I guess I will continue my rant that many programmers do not understand hardware. I stress that they should. Dear programmers, before you feel offended, please read my previous posts bashing hardware guys for not learning software:-)
I have made my list of top ten items every programmer should know. I do not explain the concepts but provide keywords you can google or find in your favorite book. I will write tutorials here in the future if you guys want.
Update 6/19/2011: I have written a computer science self-assessment for developers to test their knowledge about computer science.
Update 5/31/2011: In response to a couple of comments on this post, I have written a more detailed motivation for this article. It tries to answer why programmers today have a higher motivation to understand hardware.
1. Data types
This is a general concept but its essential to understand the different data types. 2′s complement, unsigned vs. signed numbers, floating point.
2. Boolean algebra and converting numbers from decimal to hex/binary and back.
Keywords: binary, decimal, hexadecimal
3. Caches: You cannot write good efficient code unless you understand caches.
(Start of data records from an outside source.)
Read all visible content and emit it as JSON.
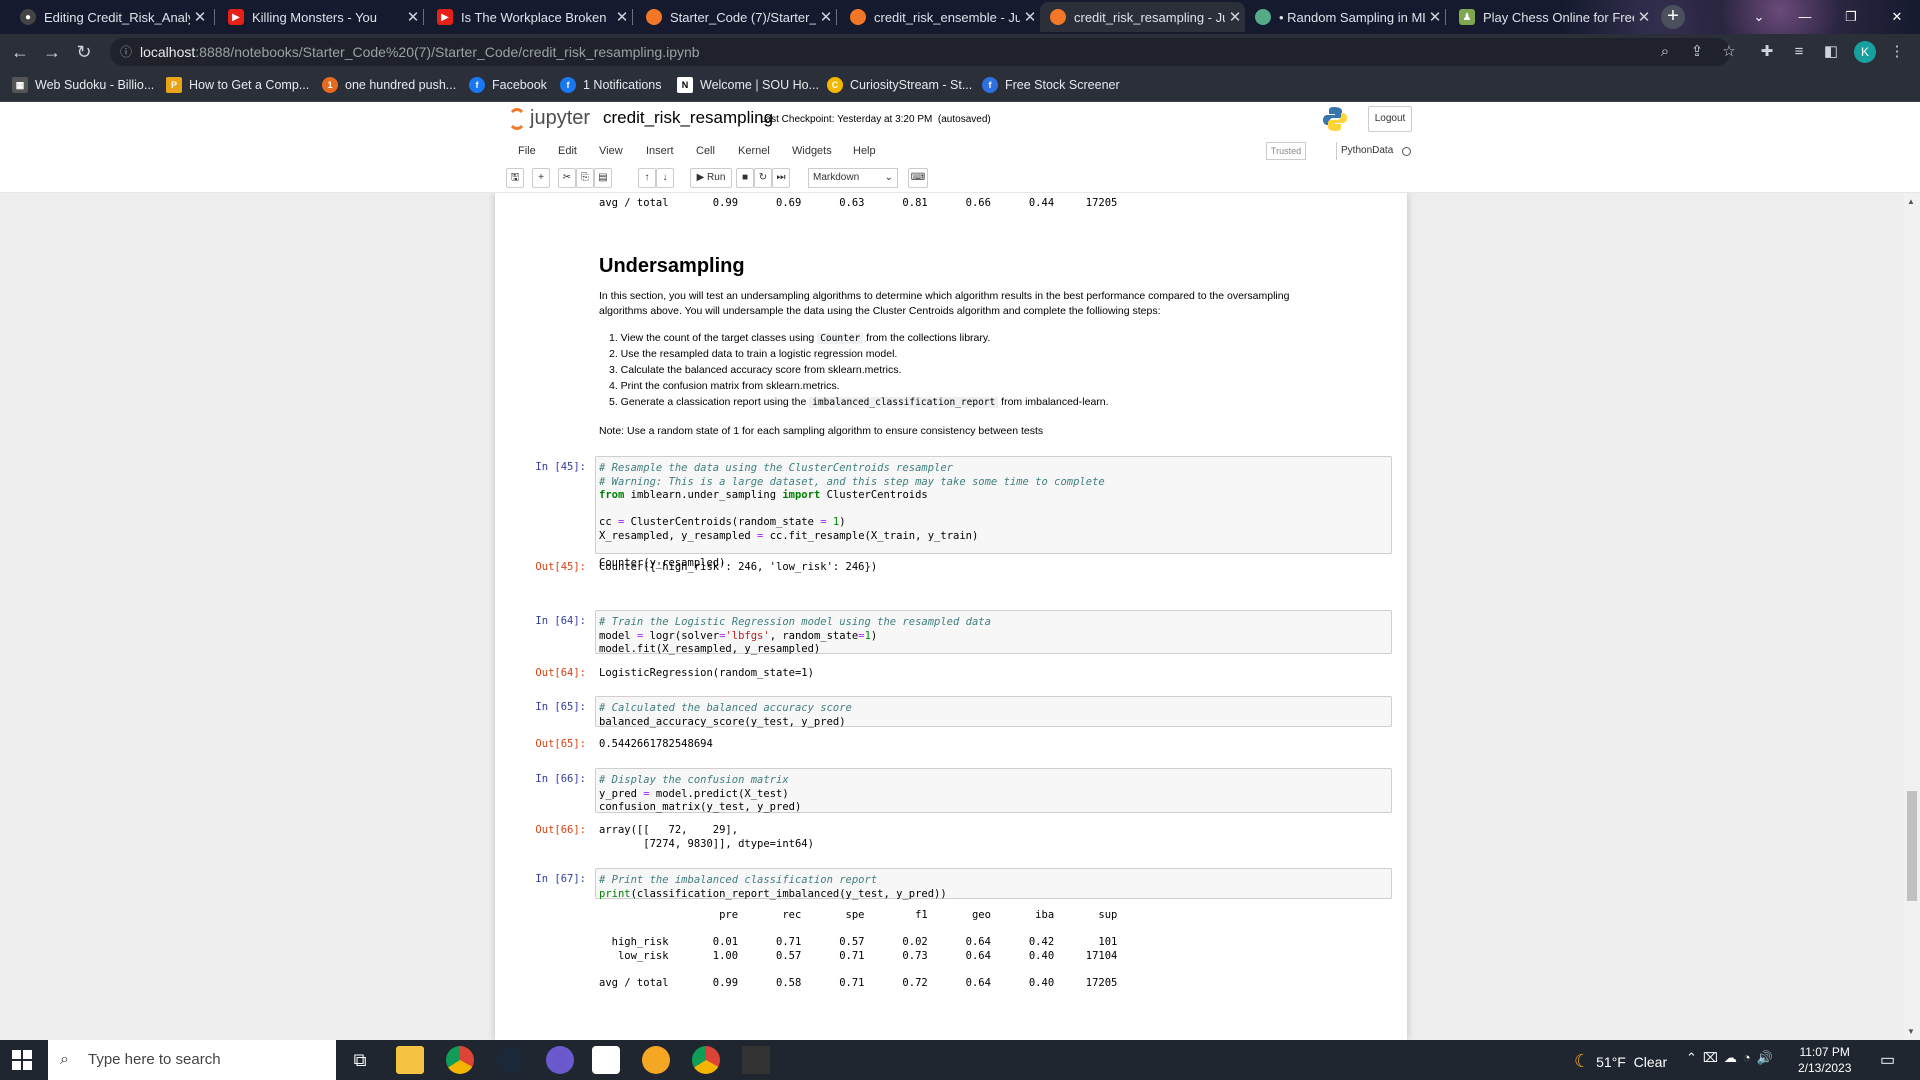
{
  "browser": {
    "tabs": [
      "Editing Credit_Risk_Analys",
      "Killing Monsters - You",
      "Is The Workplace Broken",
      "Starter_Code (7)/Starter_C",
      "credit_risk_ensemble - Jup",
      "credit_risk_resampling - Ju",
      "• Random Sampling in ML:",
      "Play Chess Online for Free"
    ],
    "url_host": "localhost",
    "url_path": ":8888/notebooks/Starter_Code%20(7)/Starter_Code/credit_risk_resampling.ipynb",
    "bookmarks": [
      "Web Sudoku - Billio...",
      "How to Get a Comp...",
      "one hundred push...",
      "Facebook",
      "1 Notifications",
      "Welcome | SOU Ho...",
      "CuriosityStream - St...",
      "Free Stock Screener"
    ],
    "profile": "K"
  },
  "jupyter": {
    "logo": "jupyter",
    "notebook_name": "credit_risk_resampling",
    "checkpoint": "Last Checkpoint: Yesterday at 3:20 PM",
    "autosaved": "(autosaved)",
    "logout": "Logout",
    "menu": [
      "File",
      "Edit",
      "View",
      "Insert",
      "Cell",
      "Kernel",
      "Widgets",
      "Help"
    ],
    "trusted": "Trusted",
    "kernel": "PythonData",
    "run": "Run",
    "cell_type": "Markdown"
  },
  "notebook": {
    "prev_avg": "avg / total       0.99      0.69      0.63      0.81      0.66      0.44     17205",
    "heading": "Undersampling",
    "intro1": "In this section, you will test an undersampling algorithms to determine which algorithm results in the best performance compared to the oversampling",
    "intro2": "algorithms above. You will undersample the data using the Cluster Centroids algorithm and complete the folliowing steps:",
    "steps": [
      "1. View the count of the target classes using",
      "2. Use the resampled data to train a logistic regression model.",
      "3. Calculate the balanced accuracy score from sklearn.metrics.",
      "4. Print the confusion matrix from sklearn.metrics.",
      "5. Generate a classication report using the"
    ],
    "step1_code": "Counter",
    "step1_tail": "from the collections library.",
    "step5_code": "imbalanced_classification_report",
    "step5_tail": "from imbalanced-learn.",
    "note": "Note: Use a random state of 1 for each sampling algorithm to ensure consistency between tests",
    "cells": [
      {
        "in": "In [45]:",
        "out": "Out[45]:",
        "output": "Counter({'high_risk': 246, 'low_risk': 246})"
      },
      {
        "in": "In [64]:",
        "out": "Out[64]:",
        "output": "LogisticRegression(random_state=1)"
      },
      {
        "in": "In [65]:",
        "out": "Out[65]:",
        "output": "0.5442661782548694"
      },
      {
        "in": "In [66]:",
        "out": "Out[66]:",
        "output": "array([[   72,    29],\n       [7274, 9830]], dtype=int64)"
      },
      {
        "in": "In [67]:"
      }
    ],
    "report": "                   pre       rec       spe        f1       geo       iba       sup\n\n  high_risk       0.01      0.71      0.57      0.02      0.64      0.42       101\n   low_risk       1.00      0.57      0.71      0.73      0.64      0.40     17104\n\navg / total       0.99      0.58      0.71      0.72      0.64      0.40     17205"
  },
  "taskbar": {
    "search": "Type here to search",
    "temp": "51°F",
    "weather": "Clear",
    "time": "11:07 PM",
    "date": "2/13/2023"
  }
}
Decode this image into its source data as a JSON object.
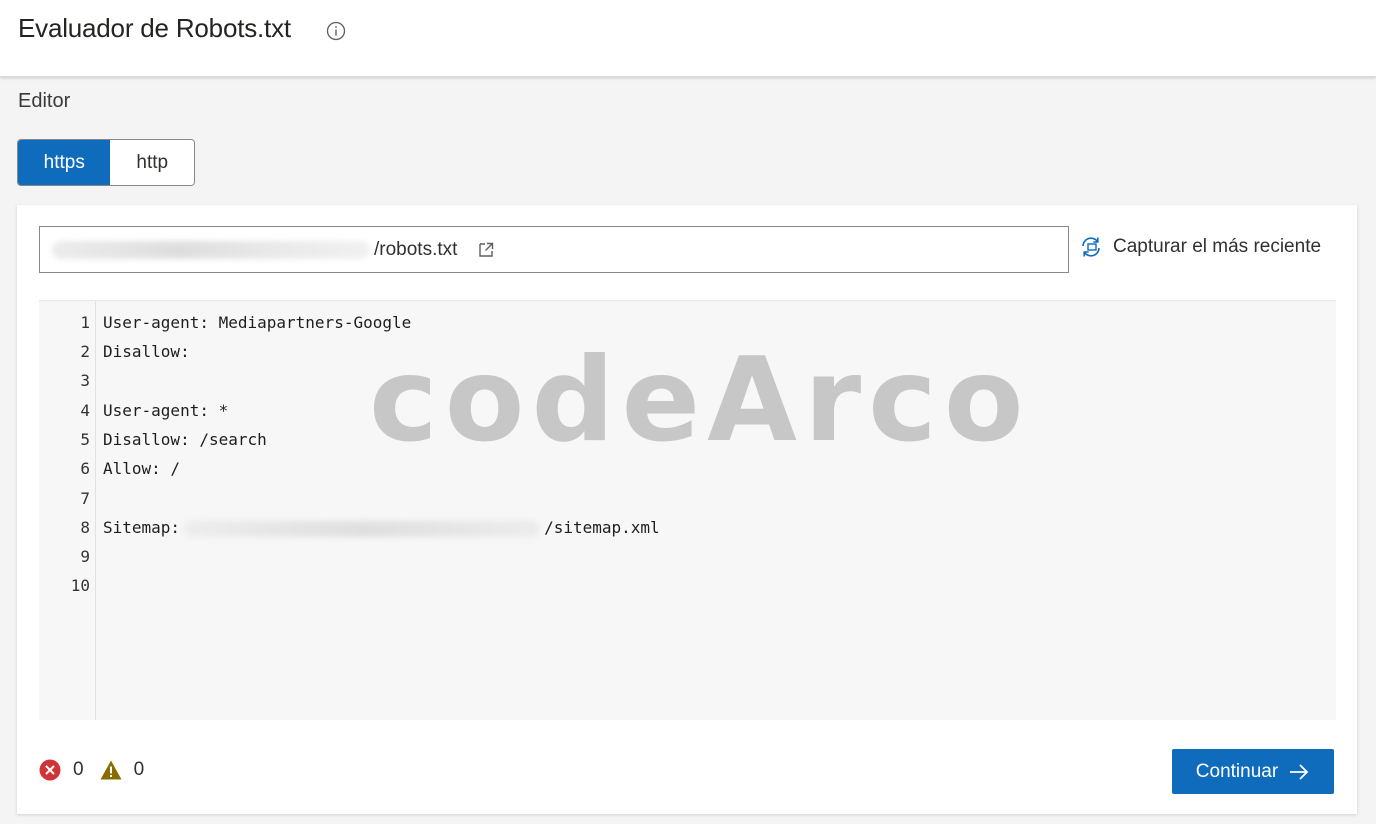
{
  "header": {
    "title": "Evaluador de Robots.txt",
    "info_icon": "info-circle-icon"
  },
  "editor_section": {
    "title": "Editor",
    "protocol_tabs": [
      {
        "label": "https",
        "selected": true
      },
      {
        "label": "http",
        "selected": false
      }
    ],
    "url": {
      "suffix": "/robots.txt",
      "open_icon": "external-link-icon"
    },
    "capture": {
      "label": "Capturar el más reciente",
      "icon": "refresh-capture-icon"
    },
    "code_lines": [
      {
        "num": "1",
        "text": "User-agent: Mediapartners-Google"
      },
      {
        "num": "2",
        "text": "Disallow:"
      },
      {
        "num": "3",
        "text": ""
      },
      {
        "num": "4",
        "text": "User-agent: *"
      },
      {
        "num": "5",
        "text": "Disallow: /search"
      },
      {
        "num": "6",
        "text": "Allow: /"
      },
      {
        "num": "7",
        "text": ""
      },
      {
        "num": "8",
        "text": "Sitemap:",
        "suffix": "/sitemap.xml"
      },
      {
        "num": "9",
        "text": ""
      },
      {
        "num": "10",
        "text": ""
      }
    ],
    "watermark": "codeArco"
  },
  "footer": {
    "errors": "0",
    "warnings": "0",
    "continue_label": "Continuar"
  },
  "colors": {
    "accent": "#0f6cbd",
    "error": "#d13438",
    "warning": "#8a6d00"
  }
}
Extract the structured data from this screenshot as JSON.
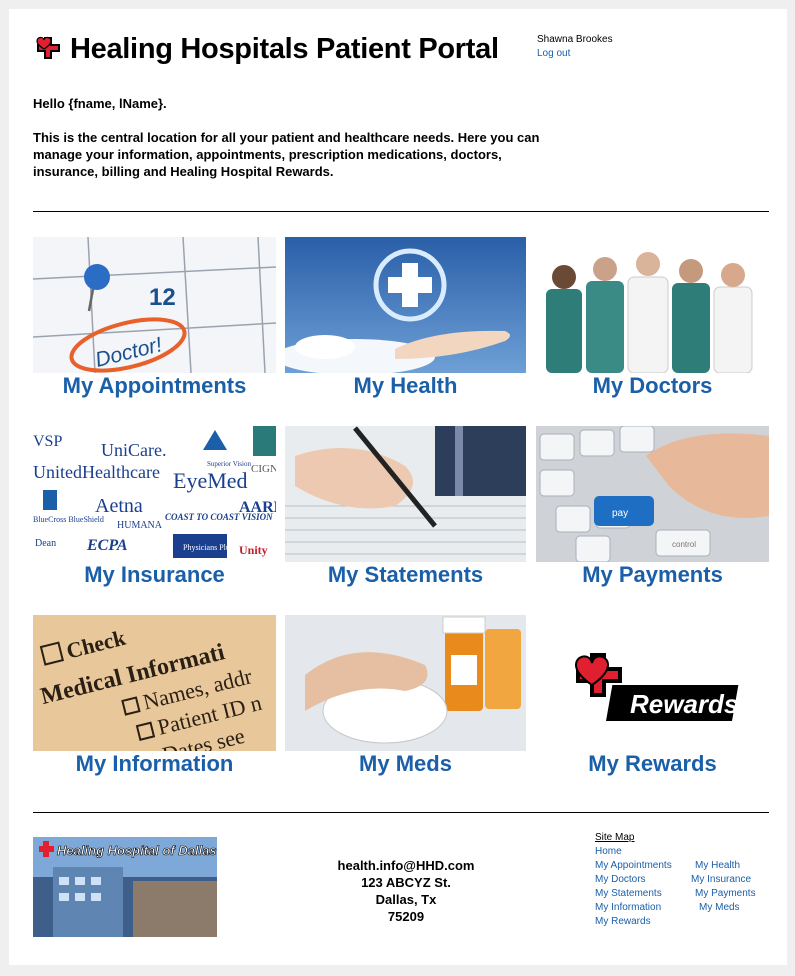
{
  "header": {
    "title": "Healing Hospitals Patient Portal",
    "user_name": "Shawna Brookes",
    "logout": "Log out"
  },
  "intro": {
    "greeting": "Hello {fname, lName}.",
    "text": "This is the central location for all your patient and healthcare needs. Here you can manage your information, appointments, prescription medications, doctors, insurance, billing and Healing Hospital Rewards."
  },
  "tiles": {
    "appointments": {
      "label": "My Appointments",
      "img_text": "12",
      "img_text2": "Doctor!"
    },
    "health": {
      "label": "My Health"
    },
    "doctors": {
      "label": "My Doctors"
    },
    "insurance": {
      "label": "My Insurance",
      "logos": [
        "UniCare.",
        "UnitedHealthcare",
        "EyeMed",
        "Aetna",
        "HUMANA",
        "COAST TO COAST VISION",
        "AARP",
        "Superior Vision",
        "CIGNA",
        "BlueCross BlueShield",
        "Dean",
        "ECPA",
        "Physicians Plus",
        "Unity",
        "VSP"
      ]
    },
    "statements": {
      "label": "My Statements"
    },
    "payments": {
      "label": "My Payments",
      "key_text": "pay",
      "key_text2": "control"
    },
    "information": {
      "label": "My Information",
      "img_lines": [
        "Check",
        "Medical Informati",
        "Names, addr",
        "Patient ID n",
        "Dates see"
      ]
    },
    "meds": {
      "label": "My Meds"
    },
    "rewards": {
      "label": "My Rewards",
      "logo_text": "Rewards"
    }
  },
  "footer": {
    "image_text": "Healing Hospital of Dallas",
    "email": "health.info@HHD.com",
    "street": "123 ABCYZ St.",
    "city": "Dallas, Tx",
    "zip": "75209"
  },
  "sitemap": {
    "title": "Site Map",
    "home": "Home",
    "appointments": "My Appointments",
    "health": "My Health",
    "doctors": "My Doctors",
    "insurance": "My Insurance",
    "statements": "My Statements",
    "payments": "My Payments",
    "information": "My Information",
    "meds": "My Meds",
    "rewards": "My Rewards"
  },
  "colors": {
    "link_blue": "#1a5fa8",
    "brand_red": "#e02030"
  }
}
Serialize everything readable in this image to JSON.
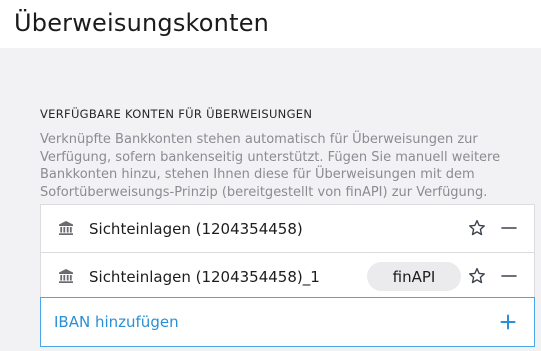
{
  "header": {
    "title": "Überweisungskonten"
  },
  "section": {
    "heading": "VERFÜGBARE KONTEN FÜR ÜBERWEISUNGEN",
    "description": "Verknüpfte Bankkonten stehen automatisch für Überweisungen zur Verfügung, sofern bankenseitig unterstützt. Fügen Sie manuell weitere Bankkonten hinzu, stehen Ihnen diese für Überweisungen mit dem Sofortüberweisungs-Prinzip (bereitgestellt von finAPI) zur Verfügung."
  },
  "accounts": [
    {
      "name": "Sichteinlagen (1204354458)",
      "icon": "bank-icon",
      "badge": ""
    },
    {
      "name": "Sichteinlagen (1204354458)_1",
      "icon": "bank-icon",
      "badge": "finAPI"
    }
  ],
  "add_iban": {
    "label": "IBAN hinzufügen",
    "icon": "plus-icon"
  },
  "colors": {
    "accent": "#2a8fd6",
    "border_focus": "#4aa6e6",
    "background": "#f2f2f4",
    "muted_text": "#8b8b92"
  }
}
You must understand:
What do caches do?
How are caches organized? (Hint: lookup tag store, data store, cache block, index, set, valid bit, dirty bit, associativity, and replacement policy).
Why do they work? (spatial and temporal locality, REUSE — I emphasized it because very few people really get it)
Understand multi-level cache hierarchies (lookup L1 cache, L2 cache, etc)
4. Cache coherence (especially if you are in parallel programming).
Keywords: MSI, MESI, false sharing
5. Virtual memory: You do not need to understand it down cold to write good code but its always a plus.
Keywords: Pages, frames, demand paging, page walk, page fault, TLB, permissions
Less important keywords: page table, valid bit, dirty bit, reference bit,
6. Pipelining, especially in context of branch prediction penalty:
You can read up my article on branch prediction for some basic information.
Keywords: gshare, 2-bit counter, 2-level predictor
7. Memory layout of data structures like arrays, linked lists, trees, and hash tables.
8. Some assembly programming. This will help you understand why some code is better than the other.
9. Basic compiler optimizations
Keywords: pointer aliasing, dead-code elimination, register allocation, SSA,
10. Memory bandwidth constraints:
Keywords: memory bus, memory banks, page mode
While there is an infinite amount you can learn, this is my top ten list. I don’t think any of these concepts takes more than few hours to learn but it can significantly improve your understanding of your code’s performance and help you clear job interviews. Anyone else has a different list?
New: : Ten things every programmer must know about hardware http://www.futurechips.org/tips-for-power-coders/programmer-hardware.html
RT @FutureChips: New: : Ten things every programmer must know about hardware http://www.futurechips.org/tips-for-power-coders/programmer-hardware.html
@FutureChips Nice Summary – For similar reasons, we actually make Embedded Systems a core subject for all CS students.
Great to hear that. I liked my embedded systems class a lot (9 yreas ago). I learned several items, including OS and file systems.
I’m not sure about the experiences of the readers here but i could never understand why my professors didn’t teach the basics of parallel programming when i was in uni – a shame, really.
Instead of (or in addition to) writing an article on hardware issues software developers should know about, could you, perhaps, create or update (as required), and link to appropriate Wikipedia articles?
That way the information would be more widely available.
Of course, Wikipedia tends more towards “what” as opposed to “why”, so an article that covered the “why” would be most useful.
–
Thanks for reading.
Interesting thought. I will do both. Add a Wikipedia article and also add reasons here.
Hey HMW:
As promised, I have just written a post on “why” programmer should learn these hardware concepts. Please take a look and leave feedback. Thanks!
Why programmers should understand hardware?
Could you write a post on the memory layout of data structures? Any pointers to it would really be helpful.
Thanks,
Just to reinforce your point about cache … I had a compute-bound problem that I was solving using the Stata statistics program running on an Intel Netburst Pentium-4 CPU with a single core, hyperthreading and 1 MB of L2 cache (on-die). Testing my program on a small sample of my data, I estimated that the program would require 48 hours to complete the entire data set. It occurred to me that it might run faster if the data fit into the cache, so I tested a variety of “chunk” sizes to see if it affected the speed. The optimum “chunk” size turned out to be about 800 KB, which fit in the cache with room for OS and program code. The optimum-sized-chunk version ran 26 times faster than my original version. This was the difference between the data ALWAYS being in the cache and the data NEVER being in the cache (due to the way the code was organized). I am now convinced that cache tuning can pay off better than almost any other optimization that you might consider short of algorithm replacement.
So yes, knowing a little bit about hardware can make a big difference to a programmer.